I.                   KESIMPULAN DAN SARAN
5.1  Kesimpulan
Berdasarkan hasil dan pembahasan yang diperoleh maka dapat ditarik kesimpulan sebagai berikut :
  1. Ikan mujair (Oreochromis mossambicus) yang ada di dalam akuarium lebih tahan dibandingkan dengan ikan mujair (Oreochromis mossambicus) yang ada di dalam pan maupun ikan mujair (Oreochromis mossambicus) yang ada di dalam plastik.
  2. Jumlah respirasi yang mengalami penurunan drastis yaitu ikan yang ada di dalam pan. Dengan jumlah respirasi mulai dari 118 hingga 18 kali dan selanjutnya ikan mengalami kematian pada pengulangan yang ke-5.
  3. Semua ikan mujair (Oreochromis mossambicus) yang di amati dalam wadah mengalami penyusutan berat setelah perlakuan.
5.2  Saran
Karena pada praktikum fisiologi mengenai respirasi ini di butuhkan ketelitian dalam mengamati bukaan mulut ikan, jadi untuk praktikum selanjutnya, di harapkan praktikan di awasi dengan ketat agar tidak terjadi kekeliruan dalam pengamatannya.
 
DAFTAR PUSTAKA
Amri, K., 2003. Budidaya Ikan Nila Secara Intensif. Agromedia Pustaka, Jakarta.
 Djarijah, S., 1996. Nila Merah Pembenihan dan Pembesaran Secara Intensif. Kanisius, Yogyakarta.
 Fujaya.Y., 2004. Fisiologi Ikan. Rineka Cipta, Jakarta.

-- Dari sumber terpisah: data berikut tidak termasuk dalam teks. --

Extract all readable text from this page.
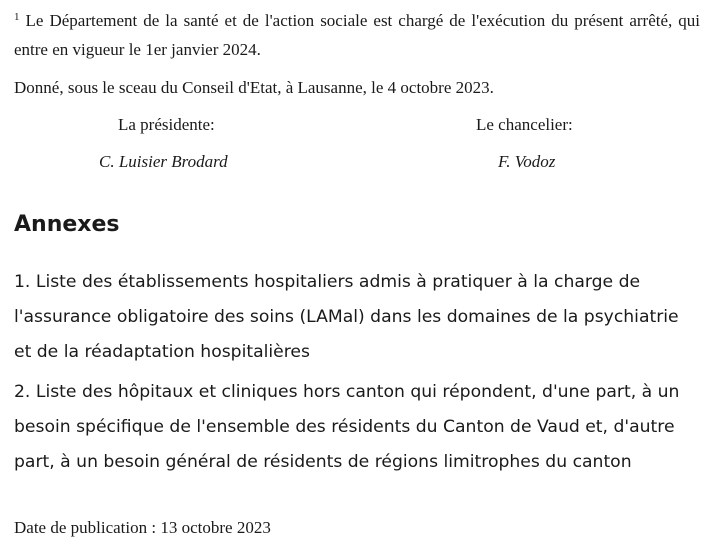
$^1$ Le Département de la santé et de l'action sociale est chargé de l'exécution du présent arrêté, qui entre en vigueur le 1er janvier 2024.

Donné, sous le sceau du Conseil d'Etat, à Lausanne, le 4 octobre 2023.
La présidente:	Le chancelier:
C. Luisier Brodard	F. Vodoz
Annexes

1. Liste des établissements hospitaliers admis à pratiquer à la charge de l'assurance obligatoire des soins (LAMal) dans les domaines de la psychiatrie et de la réadaptation hospitalières

2. Liste des hôpitaux et cliniques hors canton qui répondent, d'une part, à un besoin spécifique de l'ensemble des résidents du Canton de Vaud et, d'autre part, à un besoin général de résidents de régions limitrophes du canton

Date de publication : 13 octobre 2023
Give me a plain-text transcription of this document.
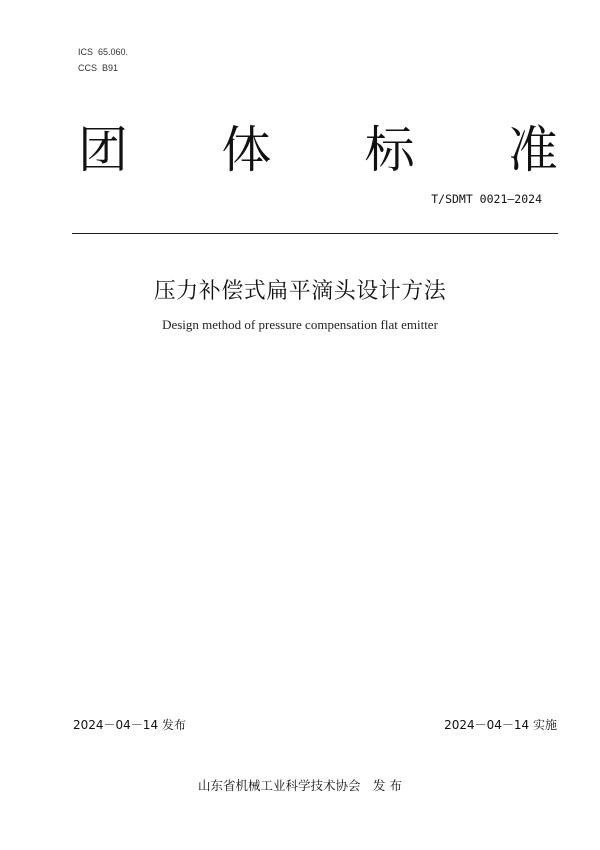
ICS  65.060.
CCS  B91
团 体 标 准
T/SDMT 0021—2024
压力补偿式扁平滴头设计方法
Design method of pressure compensation flat emitter
2024－04－14 发布	2024－04－14 实施
山东省机械工业科学技术协会　发 布
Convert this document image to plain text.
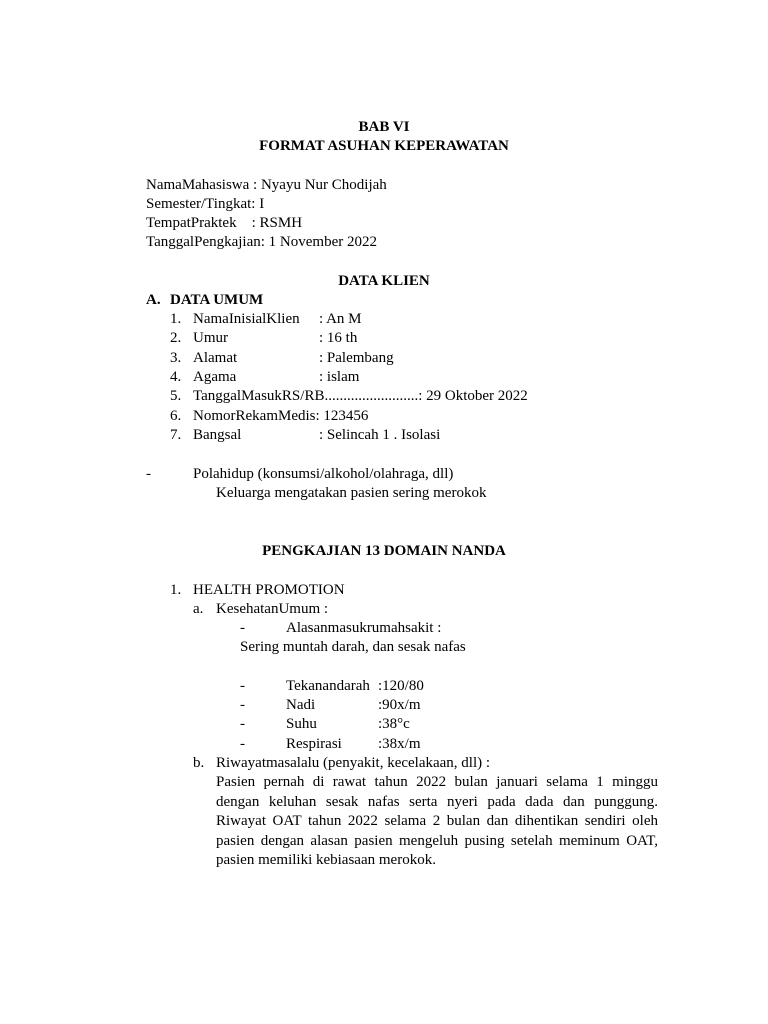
BAB VI
FORMAT ASUHAN KEPERAWATAN
NamaMahasiswa : Nyayu Nur Chodijah
Semester/Tingkat: I
TempatPraktek    : RSMH
TanggalPengkajian: 1 November 2022
DATA KLIEN
A. DATA UMUM
1. NamaInisialKlien : An M
2. Umur	: 16 th
3. Alamat	: Palembang
4. Agama	: islam
5. TanggalMasukRS/RB.........................: 29 Oktober 2022
6. NomorRekamMedis: 123456
7. Bangsal	: Selincah 1 . Isolasi
-	Polahidup (konsumsi/alkohol/olahraga, dll)
Keluarga mengatakan pasien sering merokok
PENGKAJIAN 13 DOMAIN NANDA
1. HEALTH PROMOTION
a. KesehatanUmum :
-	Alasanmasukrumahsakit :
Sering muntah darah, dan sesak nafas
-	Tekanandarah :120/80
-	Nadi	:90x/m
-	Suhu	:38°c
-	Respirasi :38x/m
b. Riwayatmasalalu (penyakit, kecelakaan, dll) :
Pasien pernah di rawat tahun 2022 bulan januari selama 1 minggu dengan keluhan sesak nafas serta nyeri pada dada dan punggung. Riwayat OAT tahun 2022 selama 2 bulan dan dihentikan sendiri oleh pasien dengan alasan pasien mengeluh pusing setelah meminum OAT, pasien memiliki kebiasaan merokok.
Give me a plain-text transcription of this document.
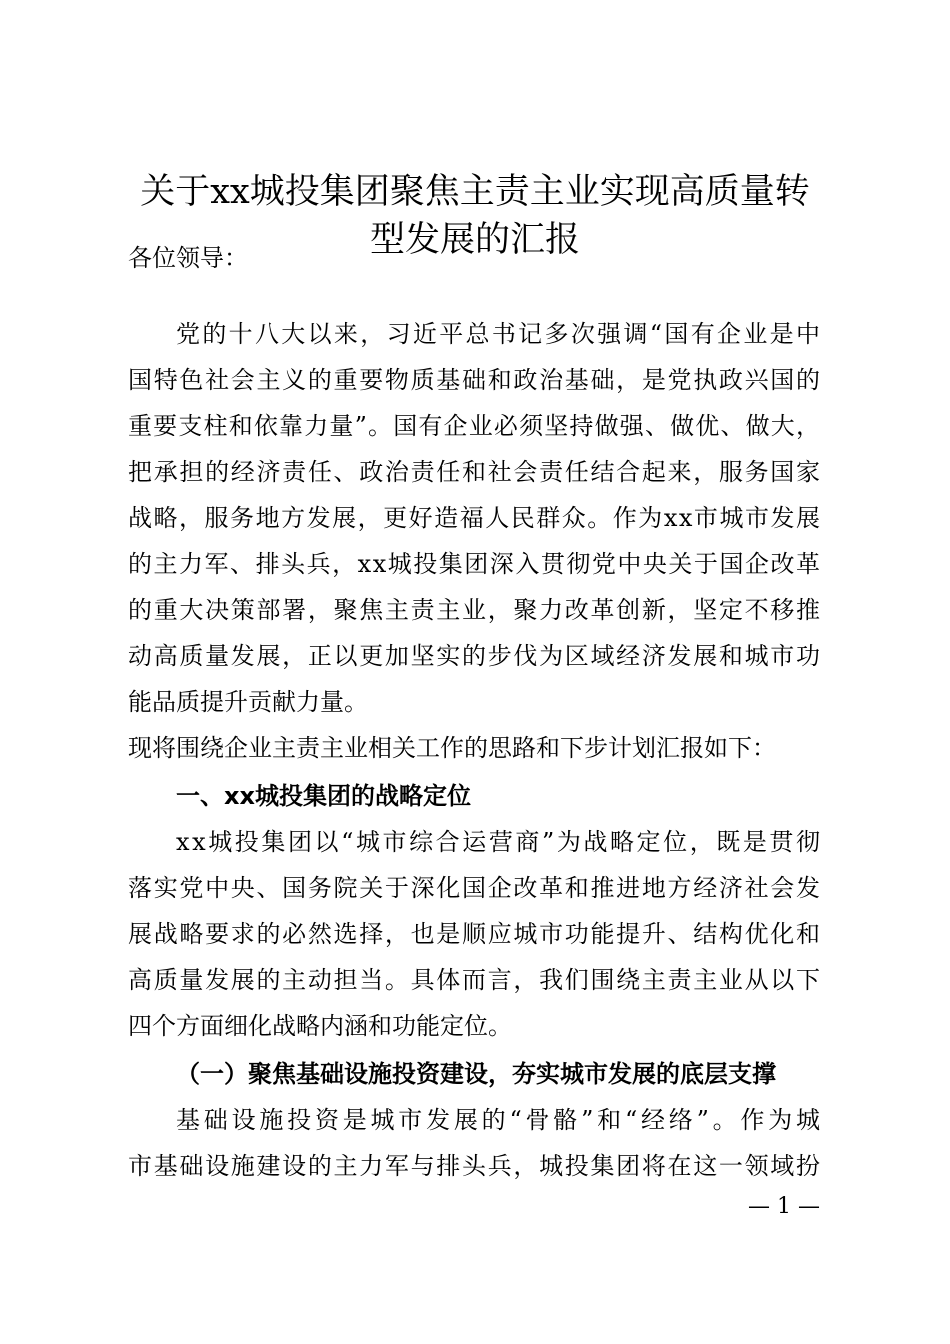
关于xx城投集团聚焦主责主业实现高质量转
型发展的汇报
各位领导：
党的十八大以来，习近平总书记多次强调“国有企业是中
国特色社会主义的重要物质基础和政治基础，是党执政兴国的
重要支柱和依靠力量”。国有企业必须坚持做强、做优、做大，
把承担的经济责任、政治责任和社会责任结合起来，服务国家
战略，服务地方发展，更好造福人民群众。作为xx市城市发展
的主力军、排头兵，xx城投集团深入贯彻党中央关于国企改革
的重大决策部署，聚焦主责主业，聚力改革创新，坚定不移推
动高质量发展，正以更加坚实的步伐为区域经济发展和城市功
能品质提升贡献力量。
现将围绕企业主责主业相关工作的思路和下步计划汇报如下：
一、xx城投集团的战略定位
xx城投集团以“城市综合运营商”为战略定位，既是贯彻
落实党中央、国务院关于深化国企改革和推进地方经济社会发
展战略要求的必然选择，也是顺应城市功能提升、结构优化和
高质量发展的主动担当。具体而言，我们围绕主责主业从以下
四个方面细化战略内涵和功能定位。
（一）聚焦基础设施投资建设，夯实城市发展的底层支撑
基础设施投资是城市发展的“骨骼”和“经络”。作为城
市基础设施建设的主力军与排头兵，城投集团将在这一领域扮
— 1 —
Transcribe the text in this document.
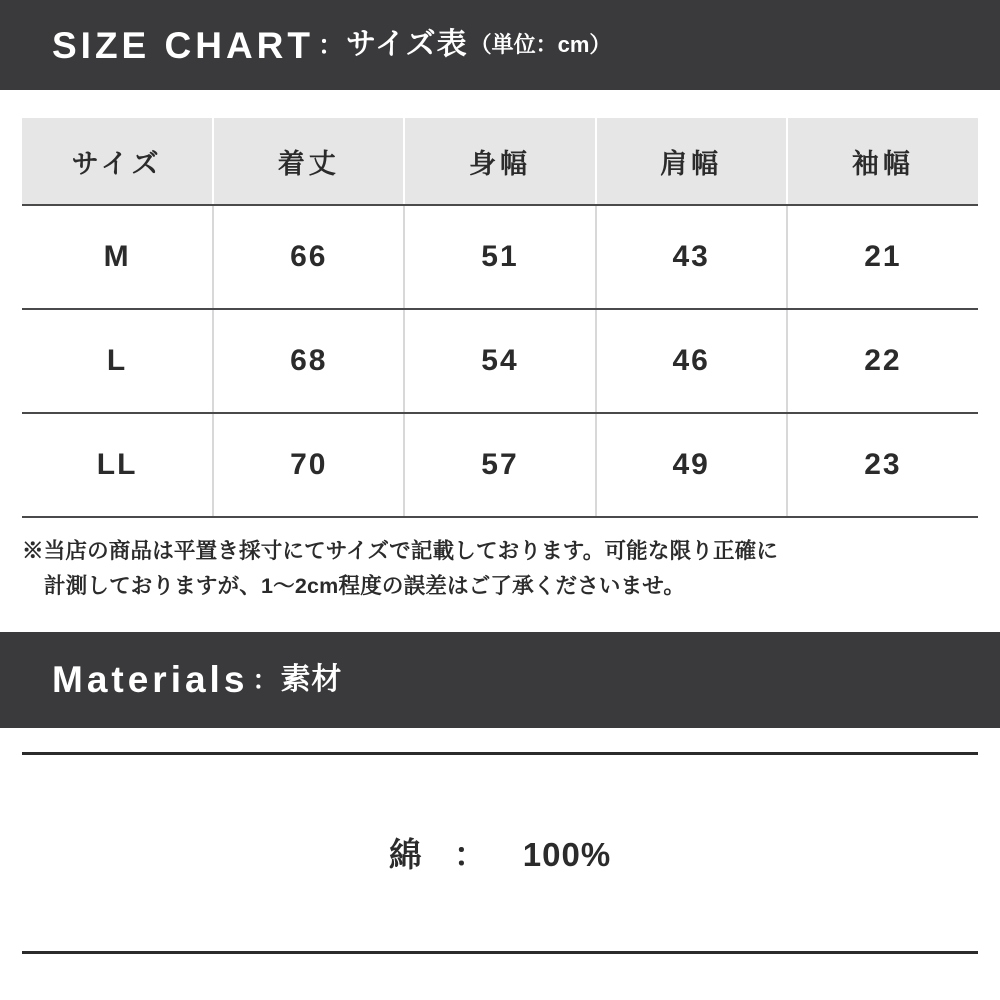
SIZE CHART ： サイズ表 （単位：cm）
サイズ	着丈	身幅	肩幅	袖幅
M	66	51	43	21
L	68	54	46	22
LL	70	57	49	23

※当店の商品は平置き採寸にてサイズで記載しております。可能な限り正確に

計測しておりますが、1〜2cm程度の誤差はご了承くださいませ。

Materials ： 素材
綿 ： 100%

 http://www.digilib.itb.ac.id/files/disk1/529/jbptitbpp-gdl-biofagriar-26421-1-lapprak-i.pdf. Di akses pada tanggal 04 Mei 2011.
 http://www.masantos.wordpress.com/2007/02/08. Di akses pada tanggal 09 Mei 2011
 http://www.sutanmuda.wordpress.com/2008/07/08. Di akses pada tanggal 04 Mei 2011.
 Irawan, A., 2004. Menanggulangi Hama Dan Penyakit Ikan. CV Aneka
Lesmana. D., 2001. Kualitas Air Untuk Ikan Hias Air Tawar. Penebar Swadaya, Jakarta.
  Sucipto, A., dan E.,Prihartono, 2005. Pembesaran Ikan Nila Merah Merah Bangkok Di Karamba Jaring Apung, Kolam Air Deras, Kolam Air Tenang Dan Karamba. Penebar Swadaya, Jakarta.